THE BIBLE, CHURCH AUTHORITY, AND CONSCIENCE


How do you reconcile the bible, church authority, and conscience?

Church authority is the power to make administrative and doctrinal decisions, e.g. about the ordination of women or married men, or about the evil nature of abortion and homosexuality. Such decisions are often based on biblical interpretations.

The Bible is open to contradictory interpretations; there is no universal agreement about the interpretation of basic texts. The bible can be used in favor or against slavery, creationism, or traditional gender roles.

Conscience is said to be the voice of God deep down oneself, where “man discovers a law which he has not laid upon himself but which he must obey.” This beautiful view is generally not true empirically. Millions of people have participated in genocides and the violences of war, and millions in Eastern cultures see nothing wrong with abortion. Concretely, conscience is the product of one’s personal and one's social history; conscience is swayed by the mass media and one’s environment. Only exceptionally does conscience hear the voice of God within.

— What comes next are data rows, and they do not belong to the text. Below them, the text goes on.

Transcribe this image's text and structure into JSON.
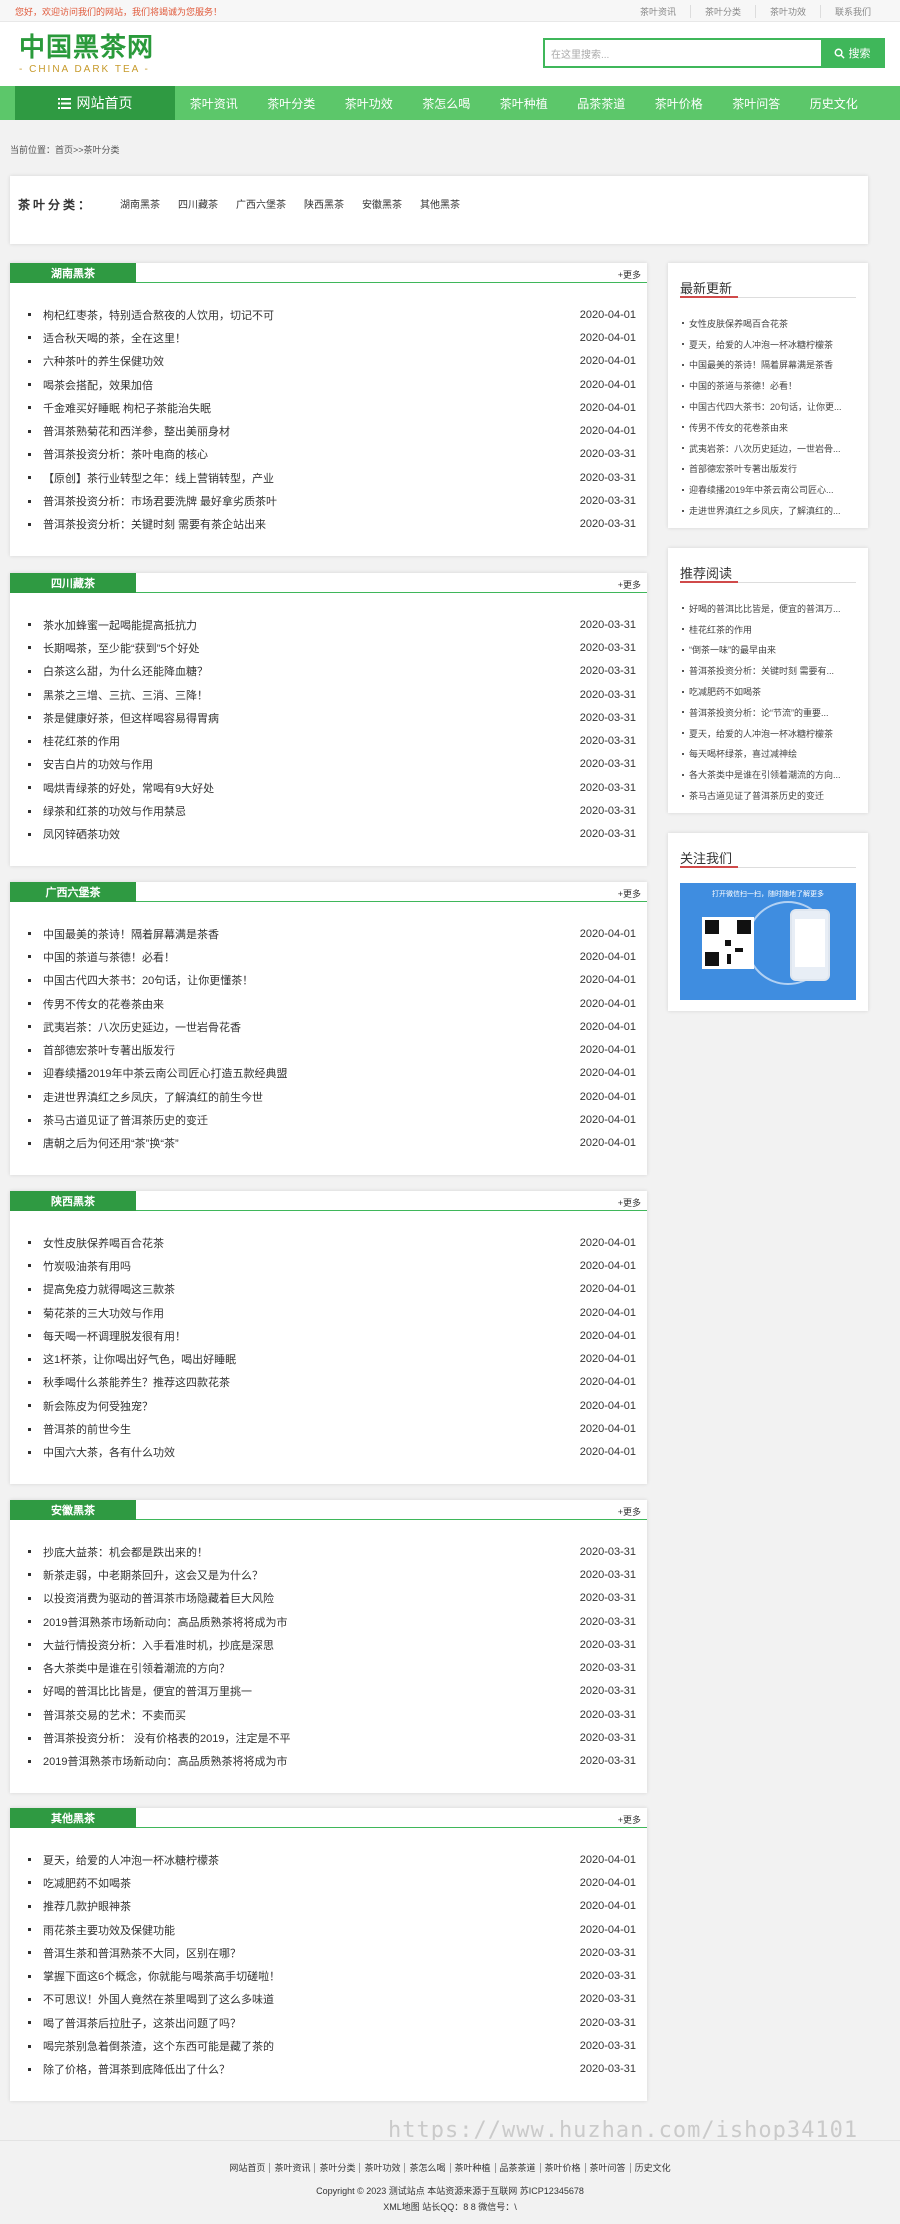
{
  "topbar": {
    "welcome": "您好，欢迎访问我们的网站，我们将竭诚为您服务！",
    "links": [
      "茶叶资讯",
      "茶叶分类",
      "茶叶功效",
      "联系我们"
    ]
  },
  "header": {
    "logo_cn": "中国黑茶网",
    "logo_en": "- CHINA DARK TEA -",
    "search_placeholder": "在这里搜索...",
    "search_button": "搜索"
  },
  "nav": {
    "home": "网站首页",
    "items": [
      "茶叶资讯",
      "茶叶分类",
      "茶叶功效",
      "茶怎么喝",
      "茶叶种植",
      "品茶茶道",
      "茶叶价格",
      "茶叶问答",
      "历史文化"
    ]
  },
  "breadcrumb": "当前位置：首页>>茶叶分类",
  "categories": {
    "label": "茶叶分类：",
    "items": [
      "湖南黑茶",
      "四川藏茶",
      "广西六堡茶",
      "陕西黑茶",
      "安徽黑茶",
      "其他黑茶"
    ]
  },
  "more_label": "+更多",
  "sections": [
    {
      "title": "湖南黑茶",
      "items": [
        {
          "t": "枸杞红枣茶，特别适合熬夜的人饮用，切记不可",
          "d": "2020-04-01"
        },
        {
          "t": "适合秋天喝的茶，全在这里！",
          "d": "2020-04-01"
        },
        {
          "t": "六种茶叶的养生保健功效",
          "d": "2020-04-01"
        },
        {
          "t": "喝茶会搭配，效果加倍",
          "d": "2020-04-01"
        },
        {
          "t": "千金难买好睡眠 枸杞子茶能治失眠",
          "d": "2020-04-01"
        },
        {
          "t": "普洱茶熟菊花和西洋参，整出美丽身材",
          "d": "2020-04-01"
        },
        {
          "t": "普洱茶投资分析：茶叶电商的核心",
          "d": "2020-03-31"
        },
        {
          "t": "【原创】茶行业转型之年：线上营销转型，产业",
          "d": "2020-03-31"
        },
        {
          "t": "普洱茶投资分析：市场君要洗牌 最好拿劣质茶叶",
          "d": "2020-03-31"
        },
        {
          "t": "普洱茶投资分析：关键时刻 需要有茶企站出来",
          "d": "2020-03-31"
        }
      ]
    },
    {
      "title": "四川藏茶",
      "items": [
        {
          "t": "茶水加蜂蜜一起喝能提高抵抗力",
          "d": "2020-03-31"
        },
        {
          "t": "长期喝茶，至少能“获到”5个好处",
          "d": "2020-03-31"
        },
        {
          "t": "白茶这么甜，为什么还能降血糖？",
          "d": "2020-03-31"
        },
        {
          "t": "黑茶之三增、三抗、三消、三降！",
          "d": "2020-03-31"
        },
        {
          "t": "茶是健康好茶，但这样喝容易得胃病",
          "d": "2020-03-31"
        },
        {
          "t": "桂花红茶的作用",
          "d": "2020-03-31"
        },
        {
          "t": "安吉白片的功效与作用",
          "d": "2020-03-31"
        },
        {
          "t": "喝烘青绿茶的好处，常喝有9大好处",
          "d": "2020-03-31"
        },
        {
          "t": "绿茶和红茶的功效与作用禁忌",
          "d": "2020-03-31"
        },
        {
          "t": "凤冈锌硒茶功效",
          "d": "2020-03-31"
        }
      ]
    },
    {
      "title": "广西六堡茶",
      "items": [
        {
          "t": "中国最美的茶诗！隔着屏幕满是茶香",
          "d": "2020-04-01"
        },
        {
          "t": "中国的茶道与茶德！必看！",
          "d": "2020-04-01"
        },
        {
          "t": "中国古代四大茶书：20句话，让你更懂茶！",
          "d": "2020-04-01"
        },
        {
          "t": "传男不传女的花卷茶由来",
          "d": "2020-04-01"
        },
        {
          "t": "武夷岩茶：八次历史延边，一世岩骨花香",
          "d": "2020-04-01"
        },
        {
          "t": "首部德宏茶叶专著出版发行",
          "d": "2020-04-01"
        },
        {
          "t": "迎春续播2019年中茶云南公司匠心打造五款经典盟",
          "d": "2020-04-01"
        },
        {
          "t": "走进世界滇红之乡凤庆，了解滇红的前生今世",
          "d": "2020-04-01"
        },
        {
          "t": "茶马古道见证了普洱茶历史的变迁",
          "d": "2020-04-01"
        },
        {
          "t": "唐朝之后为何还用“茶”换“茶”",
          "d": "2020-04-01"
        }
      ]
    },
    {
      "title": "陕西黑茶",
      "items": [
        {
          "t": "女性皮肤保养喝百合花茶",
          "d": "2020-04-01"
        },
        {
          "t": "竹炭吸油茶有用吗",
          "d": "2020-04-01"
        },
        {
          "t": "提高免疫力就得喝这三款茶",
          "d": "2020-04-01"
        },
        {
          "t": "菊花茶的三大功效与作用",
          "d": "2020-04-01"
        },
        {
          "t": "每天喝一杯调理脱发很有用！",
          "d": "2020-04-01"
        },
        {
          "t": "这1杯茶，让你喝出好气色，喝出好睡眠",
          "d": "2020-04-01"
        },
        {
          "t": "秋季喝什么茶能养生？推荐这四款花茶",
          "d": "2020-04-01"
        },
        {
          "t": "新会陈皮为何受独宠？",
          "d": "2020-04-01"
        },
        {
          "t": "普洱茶的前世今生",
          "d": "2020-04-01"
        },
        {
          "t": "中国六大茶，各有什么功效",
          "d": "2020-04-01"
        }
      ]
    },
    {
      "title": "安徽黑茶",
      "items": [
        {
          "t": "抄底大益茶：机会都是跌出来的！",
          "d": "2020-03-31"
        },
        {
          "t": "新茶走弱，中老期茶回升，这会又是为什么？",
          "d": "2020-03-31"
        },
        {
          "t": "以投资消费为驱动的普洱茶市场隐藏着巨大风险",
          "d": "2020-03-31"
        },
        {
          "t": "2019普洱熟茶市场新动向：高品质熟茶将将成为市",
          "d": "2020-03-31"
        },
        {
          "t": "大益行情投资分析：入手看准时机，抄底是深思",
          "d": "2020-03-31"
        },
        {
          "t": "各大茶类中是谁在引领着潮流的方向？",
          "d": "2020-03-31"
        },
        {
          "t": "好喝的普洱比比皆是，便宜的普洱万里挑一",
          "d": "2020-03-31"
        },
        {
          "t": "普洱茶交易的艺术：不卖而买",
          "d": "2020-03-31"
        },
        {
          "t": "普洱茶投资分析： 没有价格表的2019，注定是不平",
          "d": "2020-03-31"
        },
        {
          "t": "2019普洱熟茶市场新动向：高品质熟茶将将成为市",
          "d": "2020-03-31"
        }
      ]
    },
    {
      "title": "其他黑茶",
      "items": [
        {
          "t": "夏天，给爱的人冲泡一杯冰糖柠檬茶",
          "d": "2020-04-01"
        },
        {
          "t": "吃减肥药不如喝茶",
          "d": "2020-04-01"
        },
        {
          "t": "推荐几款护眼神茶",
          "d": "2020-04-01"
        },
        {
          "t": "雨花茶主要功效及保健功能",
          "d": "2020-04-01"
        },
        {
          "t": "普洱生茶和普洱熟茶不大同，区别在哪？",
          "d": "2020-03-31"
        },
        {
          "t": "掌握下面这6个概念，你就能与喝茶高手切磋啦！",
          "d": "2020-03-31"
        },
        {
          "t": "不可思议！外国人竟然在茶里喝到了这么多味道",
          "d": "2020-03-31"
        },
        {
          "t": "喝了普洱茶后拉肚子，这茶出问题了吗？",
          "d": "2020-03-31"
        },
        {
          "t": "喝完茶别急着倒茶渣，这个东西可能是藏了茶的",
          "d": "2020-03-31"
        },
        {
          "t": "除了价格，普洱茶到底降低出了什么？",
          "d": "2020-03-31"
        }
      ]
    }
  ],
  "sidebar": {
    "latest": {
      "title": "最新更新",
      "items": [
        "女性皮肤保养喝百合花茶",
        "夏天，给爱的人冲泡一杯冰糖柠檬茶",
        "中国最美的茶诗！隔着屏幕满是茶香",
        "中国的茶道与茶德！必看！",
        "中国古代四大茶书：20句话，让你更...",
        "传男不传女的花卷茶由来",
        "武夷岩茶：八次历史延边，一世岩骨...",
        "首部德宏茶叶专著出版发行",
        "迎春续播2019年中茶云南公司匠心...",
        "走进世界滇红之乡凤庆，了解滇红的..."
      ]
    },
    "recommended": {
      "title": "推荐阅读",
      "items": [
        "好喝的普洱比比皆是，便宜的普洱万...",
        "桂花红茶的作用",
        "“倒茶一味”的最早由来",
        "普洱茶投资分析：关键时刻 需要有...",
        "吃减肥药不如喝茶",
        "普洱茶投资分析：论“节流”的重要...",
        "夏天，给爱的人冲泡一杯冰糖柠檬茶",
        "每天喝杯绿茶，喜过减神绘",
        "各大茶类中是谁在引领着潮流的方向...",
        "茶马古道见证了普洱茶历史的变迁"
      ]
    },
    "follow": {
      "title": "关注我们",
      "qr_caption": "打开微信扫一扫，随时随地了解更多"
    }
  },
  "footer": {
    "links": [
      "网站首页",
      "茶叶资讯",
      "茶叶分类",
      "茶叶功效",
      "茶怎么喝",
      "茶叶种植",
      "品茶茶道",
      "茶叶价格",
      "茶叶问答",
      "历史文化"
    ],
    "copyright": "Copyright © 2023 测试站点 本站资源来源于互联网 苏ICP12345678",
    "xml": "XML地图 站长QQ：8        8 微信号：\\",
    "watermark": "https://www.huzhan.com/ishop34101"
  }
}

The problem: church authorities often cover themselveself with the mantle of the Bible. Since the 1960s conscience has often taken an anti-establishment posture. Dissent is often repressed in churches and society.. The technical scientific interpretations of the Bible are often of little help for spirituality. How can you balance the claims of authority, conscience, and biblical interpretations?

Here is how I see the problem in the Catholic Church.

        In the Catholic Church, bishops swear obedience to the papacy and not to the gospel because the papacy is expected to be the true voice of the gospel; in case of conflict, however, they are likely to side with the papacy. The bishops are not accountable to the faithful but to the papacy; in case of conflict, they are likely to ignore the wishes and needs of their flock and side with the papacy.
             As a counter-weight, Vatican II recognized the importance of conscience. Even if not “properly formed” the conscience is, as a matter of fact, the ultimate decision-maker. Vatican II also recognized that there is a hierarchy of truths. In the absence of an officially defined such hierarchy, people make their own choices, thus leading to a de facto pluralism.
            Because pluralism tends to weaken a centralized authority, the hierarchy has only two options: greater centralization and control (the prevailing tendency), or an ecclesiology of dialogue and leadership – which is what Pope Francis is promoting (with not much success).
        In the context of church pluralism and a weak central authority, biblical spirituality seems an advisable option. When some contentious topics are not answered successfully or avoided by church authorities, biblical spirituality seems a reasonable answer across churches.
Questions:
1. By divine institution and canon law, the pope "enjoys supreme, full, immediate and universal ordinary power in the church." (c. 331). What argument should the church put forward to Catholics who reject papal infallibility?
2. Protestants enjoy pluralism and the freedom of individualism and subjectivism because they have no church authority. Yet most evangelicals, Baptists, Pentecostals, etc. speak the same language due to a unidimensional interpretation of the bible and social pressure to conform to it. If so, what could they do to overcome unidimensionality and conformism?
3. What is the future of a bible as spirituality when only few people read the bible daily or weekly?